Fear. The word itself has power. Fear is a great enemy, and it prevents many of us from living out our potential and calling in life. Punkin Durio at one time grappled with fear as many of us do, yet she overcame it in a most amazing way. This is her story.
Punkin was a hard worker and a good friend, but her success for the Kingdom cannot be explained by any natural trait she may have possessed. In fact, it is best explained by the trait she did not possess--fear. When God called Punkin, He equipped her in a way that is hard to comprehend: He took away her fear.

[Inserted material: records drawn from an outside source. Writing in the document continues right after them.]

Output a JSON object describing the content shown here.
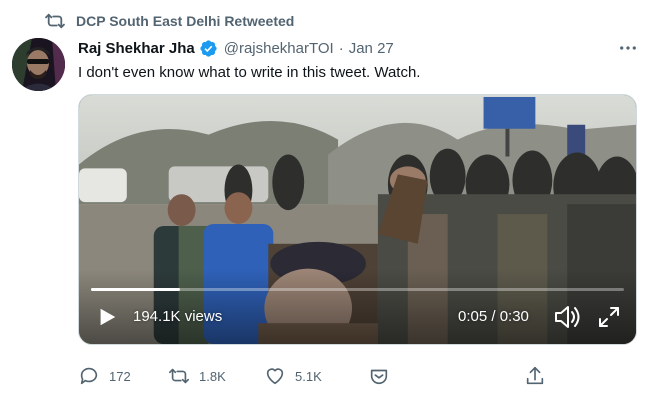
{
  "retweet_context": {
    "label": "DCP South East Delhi Retweeted",
    "icon": "retweet-icon"
  },
  "author": {
    "name": "Raj Shekhar Jha",
    "handle": "@rajshekharTOI",
    "separator": "·",
    "date": "Jan 27",
    "verified": true
  },
  "tweet": {
    "text": "I don't even know what to write in this tweet. Watch."
  },
  "video": {
    "views": "194.1K views",
    "time": "0:05 / 0:30",
    "progress": 0.167,
    "controls": [
      "play-icon",
      "volume-icon",
      "fullscreen-icon"
    ]
  },
  "actions": {
    "replies": "172",
    "retweets": "1.8K",
    "likes": "5.1K"
  },
  "colors": {
    "secondary_text": "#536471",
    "verified_blue": "#1d9bf0",
    "primary_text": "#0f1419"
  }
}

More than thirty years ago, Punkin received a call to take the gospel to every nation on earth. For three decades, she went about answering that call. At the time of this writing, Kashi Samaddar, a Dubai-based businessman (born in Calcutta, India) has travelled to 218 countries, setting the world record for the most countries visited. He is also the first person to visit all 194 sovereign states with his mission of travel, tourism, and peace. With absolutely no fanfare, Punkin has surpassed those numbers, having visited 230 countries. She is now the most traveled missionary, as well as one of the most traveled people, in the history of the world. And up to this moment, her story has never been told.
Punkin's story is about the character of a creative God who will sometimes use the unexpected to fulfill His promise to the world. Her story is also about the heart of mankind. Perhaps like no one before, Punkin could report through personal experience that when you get past culture and language, all human beings are basically the same. They all show the faded signs that they were created by the Almighty, stamped with His likeness, even if they don’t personally acknowledge or cultivate it.
If God has secret agents on this earth, Punkin was in that corps. To the natural eye, she would quickly be lost in a crowd. However it seems she was noticed by all who needed to see her. Those who didn’t have that need let her pass by unseen. By any worldly measure, Punkin should long since have been captured and jailed—or worse. She was “wanted”—dead or alive—in an Asian country, sought in the Middle East, and on watch lists that no one wants to be on. Yet throughout these many years, God hid her in His cloak.
This book will attempt to show in a concrete way how God can use anyone who will answer His call. Nothing more is needed; He will provide everything else. That’s how it worked with Punkin, and God—as the Scriptures point out in Acts 10:34—is not a respecter of persons. What He does for one, He is willing and able to do for others. He has a plan and a purpose for each of our lives, and those plans and purposes are for “peace and not of evil, to give [us] a future and a hope” (Jer. 29:11, NKJV). All we need to do to fulfill those plans and purposes is to allow God to urge us past the fears that hold us back and to step out in faith, trusting Him to do His work in and through us, just as He did in Punkin’s life.
The chapters in this book will reveal the fantastic and hard-to-imagine events in Punkin’s life, such as her harrowing escape from the authorities in an Asian country. It will verbally paint her journeys to the ends of the earth, including her frozen brush with death in Antarctica. It will remember good friends made along the way, like the Massai Warriors of Africa who reckoned Punkin as one of their own. And the book will certainly not forget those who have paid the ultimate price for our suffering Savior. Readers will be reminded about the goodness of God and of His people in the far-flung recesses of this world.
In the end, readers will learn that it is the willingness to say “yes” to God’s calling that makes us into more than we could ever have dreamed or imagined.